Buhari’s media gaffers and all the others rising to lambast the newspaper understand what it translates into to disconnect an old soldier from his new-found presidential love and return him to his ancient habits.

It’s a real term demotion. It does greatly matter, contrary to what one of the media aides says. There’s something in a name in this case. A name announces who you are. It also announces who you are not, which is more important, if you ask me. If you are an elected president, donning presidential apparel but your gait, outlook, vision, and conversation are incongruent with presidential appurtenances, you are a pretender. I should be worried that I am not dealing with the real man. The hood doesn’t make the monk. The hood and monk must come together to make the monk. The hood without the monk is a pretense, a profanity, a pariah. A man and his presidency must abide in the same boat. They can’t be Dr. Jekyll and Mr. Hyde.

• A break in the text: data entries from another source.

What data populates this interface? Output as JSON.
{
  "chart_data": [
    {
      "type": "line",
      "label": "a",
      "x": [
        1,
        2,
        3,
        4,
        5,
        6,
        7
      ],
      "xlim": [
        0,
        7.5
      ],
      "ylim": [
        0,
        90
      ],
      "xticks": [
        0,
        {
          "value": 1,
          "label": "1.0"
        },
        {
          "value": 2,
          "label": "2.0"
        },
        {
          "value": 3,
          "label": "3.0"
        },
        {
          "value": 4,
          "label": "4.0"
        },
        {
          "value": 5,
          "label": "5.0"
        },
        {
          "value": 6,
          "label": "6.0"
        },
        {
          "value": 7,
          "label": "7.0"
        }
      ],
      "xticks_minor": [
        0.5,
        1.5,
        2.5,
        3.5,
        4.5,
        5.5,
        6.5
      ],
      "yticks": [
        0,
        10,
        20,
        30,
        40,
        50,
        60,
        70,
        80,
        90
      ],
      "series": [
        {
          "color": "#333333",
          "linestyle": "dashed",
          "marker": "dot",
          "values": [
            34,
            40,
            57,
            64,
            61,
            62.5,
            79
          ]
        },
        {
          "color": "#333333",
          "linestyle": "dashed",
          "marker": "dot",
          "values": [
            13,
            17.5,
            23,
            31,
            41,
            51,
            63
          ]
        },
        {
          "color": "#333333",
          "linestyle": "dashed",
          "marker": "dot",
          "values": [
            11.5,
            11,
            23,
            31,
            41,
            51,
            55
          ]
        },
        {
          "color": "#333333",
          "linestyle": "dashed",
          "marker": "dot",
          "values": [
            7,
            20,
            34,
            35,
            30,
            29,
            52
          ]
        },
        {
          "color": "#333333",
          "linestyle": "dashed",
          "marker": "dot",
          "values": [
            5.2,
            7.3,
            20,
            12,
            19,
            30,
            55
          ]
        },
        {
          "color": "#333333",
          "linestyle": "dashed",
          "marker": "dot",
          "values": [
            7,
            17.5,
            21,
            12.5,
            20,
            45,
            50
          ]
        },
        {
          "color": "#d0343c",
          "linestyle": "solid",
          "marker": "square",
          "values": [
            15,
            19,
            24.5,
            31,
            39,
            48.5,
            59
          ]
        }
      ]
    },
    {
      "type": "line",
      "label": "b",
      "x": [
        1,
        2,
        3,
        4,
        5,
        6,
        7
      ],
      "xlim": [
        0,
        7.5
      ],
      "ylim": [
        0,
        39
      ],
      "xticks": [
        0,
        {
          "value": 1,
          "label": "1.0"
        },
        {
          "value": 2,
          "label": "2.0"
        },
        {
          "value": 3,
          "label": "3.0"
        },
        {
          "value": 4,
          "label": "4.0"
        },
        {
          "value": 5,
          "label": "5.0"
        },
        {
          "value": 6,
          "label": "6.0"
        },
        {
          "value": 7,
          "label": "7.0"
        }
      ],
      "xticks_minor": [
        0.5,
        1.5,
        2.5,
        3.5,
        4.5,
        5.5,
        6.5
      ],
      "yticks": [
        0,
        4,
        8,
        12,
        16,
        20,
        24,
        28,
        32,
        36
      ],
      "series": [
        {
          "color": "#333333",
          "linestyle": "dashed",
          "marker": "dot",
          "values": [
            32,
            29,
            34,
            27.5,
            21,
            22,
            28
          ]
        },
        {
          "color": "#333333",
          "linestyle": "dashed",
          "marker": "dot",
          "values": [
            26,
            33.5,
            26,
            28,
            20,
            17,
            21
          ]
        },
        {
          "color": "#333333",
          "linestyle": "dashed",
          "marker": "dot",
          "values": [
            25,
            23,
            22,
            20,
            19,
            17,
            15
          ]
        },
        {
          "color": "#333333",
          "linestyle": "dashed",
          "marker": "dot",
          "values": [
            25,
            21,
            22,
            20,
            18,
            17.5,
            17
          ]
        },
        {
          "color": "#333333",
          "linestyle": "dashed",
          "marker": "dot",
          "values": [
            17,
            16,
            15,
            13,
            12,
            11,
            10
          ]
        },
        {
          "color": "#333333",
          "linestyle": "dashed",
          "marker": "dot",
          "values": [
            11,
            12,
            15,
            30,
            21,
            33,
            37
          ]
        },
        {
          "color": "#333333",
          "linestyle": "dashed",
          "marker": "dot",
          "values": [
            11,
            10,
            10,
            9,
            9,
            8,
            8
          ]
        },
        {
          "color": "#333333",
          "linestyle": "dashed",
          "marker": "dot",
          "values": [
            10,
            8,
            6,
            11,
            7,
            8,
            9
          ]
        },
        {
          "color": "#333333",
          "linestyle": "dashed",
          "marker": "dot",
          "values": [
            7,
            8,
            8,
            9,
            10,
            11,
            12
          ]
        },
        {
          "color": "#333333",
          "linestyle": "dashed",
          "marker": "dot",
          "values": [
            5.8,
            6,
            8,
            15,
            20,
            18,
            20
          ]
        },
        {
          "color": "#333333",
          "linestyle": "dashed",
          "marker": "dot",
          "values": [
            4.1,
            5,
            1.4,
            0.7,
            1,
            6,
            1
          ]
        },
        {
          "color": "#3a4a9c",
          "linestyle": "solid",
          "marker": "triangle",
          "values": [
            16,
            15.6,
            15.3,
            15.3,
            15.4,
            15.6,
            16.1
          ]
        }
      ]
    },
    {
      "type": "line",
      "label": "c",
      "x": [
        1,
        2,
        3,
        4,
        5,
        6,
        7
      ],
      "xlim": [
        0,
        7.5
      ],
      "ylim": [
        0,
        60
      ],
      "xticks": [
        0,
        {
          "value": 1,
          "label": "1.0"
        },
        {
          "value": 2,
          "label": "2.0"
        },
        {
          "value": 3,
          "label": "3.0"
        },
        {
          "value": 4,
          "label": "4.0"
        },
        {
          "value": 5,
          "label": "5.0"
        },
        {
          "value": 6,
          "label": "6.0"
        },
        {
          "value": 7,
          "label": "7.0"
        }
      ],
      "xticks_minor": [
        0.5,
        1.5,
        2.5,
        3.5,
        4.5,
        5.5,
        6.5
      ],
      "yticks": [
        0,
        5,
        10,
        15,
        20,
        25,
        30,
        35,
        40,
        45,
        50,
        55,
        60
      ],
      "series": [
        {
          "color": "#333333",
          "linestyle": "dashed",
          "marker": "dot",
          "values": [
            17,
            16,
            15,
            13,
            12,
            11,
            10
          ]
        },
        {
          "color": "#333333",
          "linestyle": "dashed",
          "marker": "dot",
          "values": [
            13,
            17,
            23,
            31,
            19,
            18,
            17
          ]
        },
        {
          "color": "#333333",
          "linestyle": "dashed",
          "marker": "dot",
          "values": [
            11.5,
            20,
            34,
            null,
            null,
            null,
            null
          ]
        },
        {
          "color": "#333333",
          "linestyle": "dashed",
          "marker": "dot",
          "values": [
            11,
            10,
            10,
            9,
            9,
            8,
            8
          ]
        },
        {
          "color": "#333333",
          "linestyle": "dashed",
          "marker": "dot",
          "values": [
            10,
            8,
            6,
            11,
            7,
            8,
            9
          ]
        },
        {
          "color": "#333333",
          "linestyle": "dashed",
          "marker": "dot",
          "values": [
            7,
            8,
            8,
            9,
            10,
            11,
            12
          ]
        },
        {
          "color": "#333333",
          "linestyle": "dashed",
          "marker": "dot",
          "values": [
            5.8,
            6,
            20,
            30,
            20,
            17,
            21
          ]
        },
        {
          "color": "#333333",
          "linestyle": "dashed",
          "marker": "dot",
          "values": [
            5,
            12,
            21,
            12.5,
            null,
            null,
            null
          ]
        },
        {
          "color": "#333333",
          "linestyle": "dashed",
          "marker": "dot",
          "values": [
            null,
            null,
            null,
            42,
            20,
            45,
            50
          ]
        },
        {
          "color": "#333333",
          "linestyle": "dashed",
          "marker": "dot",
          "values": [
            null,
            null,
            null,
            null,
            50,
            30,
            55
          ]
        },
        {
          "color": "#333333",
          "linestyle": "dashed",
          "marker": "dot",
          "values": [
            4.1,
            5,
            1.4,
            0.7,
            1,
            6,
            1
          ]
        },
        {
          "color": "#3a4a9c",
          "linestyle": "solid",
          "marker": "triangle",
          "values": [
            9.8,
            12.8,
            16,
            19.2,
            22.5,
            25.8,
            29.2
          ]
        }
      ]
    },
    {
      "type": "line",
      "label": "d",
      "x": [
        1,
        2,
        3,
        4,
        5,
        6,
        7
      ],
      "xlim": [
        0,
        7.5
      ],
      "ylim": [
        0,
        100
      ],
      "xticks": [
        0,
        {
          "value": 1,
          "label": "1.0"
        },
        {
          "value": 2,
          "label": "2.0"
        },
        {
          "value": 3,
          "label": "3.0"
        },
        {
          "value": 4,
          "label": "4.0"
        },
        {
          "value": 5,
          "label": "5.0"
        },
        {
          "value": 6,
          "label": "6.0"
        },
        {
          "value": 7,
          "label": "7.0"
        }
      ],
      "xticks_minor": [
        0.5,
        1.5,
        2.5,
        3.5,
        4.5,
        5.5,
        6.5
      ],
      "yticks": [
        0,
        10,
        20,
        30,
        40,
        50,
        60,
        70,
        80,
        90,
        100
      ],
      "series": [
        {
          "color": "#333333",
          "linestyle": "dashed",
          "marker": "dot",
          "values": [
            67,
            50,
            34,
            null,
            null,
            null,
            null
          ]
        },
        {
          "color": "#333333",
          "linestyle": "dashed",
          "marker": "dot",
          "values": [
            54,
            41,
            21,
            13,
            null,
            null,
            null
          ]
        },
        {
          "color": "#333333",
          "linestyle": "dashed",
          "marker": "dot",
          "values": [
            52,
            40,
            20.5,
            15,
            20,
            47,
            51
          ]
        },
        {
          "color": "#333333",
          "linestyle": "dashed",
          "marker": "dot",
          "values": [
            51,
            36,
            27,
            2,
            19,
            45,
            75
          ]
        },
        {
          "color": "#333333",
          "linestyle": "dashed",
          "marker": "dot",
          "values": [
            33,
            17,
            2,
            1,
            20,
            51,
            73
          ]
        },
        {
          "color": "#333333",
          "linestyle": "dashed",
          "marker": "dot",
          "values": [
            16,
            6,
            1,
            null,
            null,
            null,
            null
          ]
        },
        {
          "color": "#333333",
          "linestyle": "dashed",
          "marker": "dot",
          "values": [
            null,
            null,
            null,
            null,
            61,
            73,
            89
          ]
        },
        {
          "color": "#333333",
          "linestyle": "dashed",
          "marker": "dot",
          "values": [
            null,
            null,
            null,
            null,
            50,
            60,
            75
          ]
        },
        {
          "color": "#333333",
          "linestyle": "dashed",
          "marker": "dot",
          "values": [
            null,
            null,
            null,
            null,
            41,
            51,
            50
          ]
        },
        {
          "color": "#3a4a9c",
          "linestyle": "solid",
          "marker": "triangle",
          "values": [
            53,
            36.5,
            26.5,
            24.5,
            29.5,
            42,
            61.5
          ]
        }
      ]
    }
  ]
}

Those hitting The PUNCH hard understand what is at play. The newspaper understands too. It is the reason it has decided to take such a strong position. It is a fulfillment of the media’s solemn pledge to protect the people when the other bulwarks of preservation of the land crumble or are cowed into acquiescence. There must be voices to stand up in defence of society.

One of such voices has been Wole Soyinka, who himself has lately been recuperating from a blistering shock at Buhari’s ‘lackluster performance’. The Nobel Laureate was among the main characters that created Buhari. That’s where it pains, that what you labour to bring into being turns at you to destroy you and your community. So days before PUNCH, Soyinka began the psychological war that employs titles and prefixes to challenge leaders. Knowing how madly we adore titles, Soyinka, exasperated with the way the OmoyeleSowore has been handled by the Buhari regime, addressed the Nigerian leader thus: President-General Buhari.

Did we notice what Soyinka was up to? He refused the president his full regalia to protest his ‘desecration’ of the judiciary when operatives of the executive were running rings around court rulings. So he, Wole Soyinka, master of literary language, also drew a circle of words around our beloved president: President-General Buhari.

Pray, what does it mean? Splitting one man into two: a general and a president! I wonder why those at The Presidency didn’t notice it summon Soyinka to the Villa for questioning. Or did they?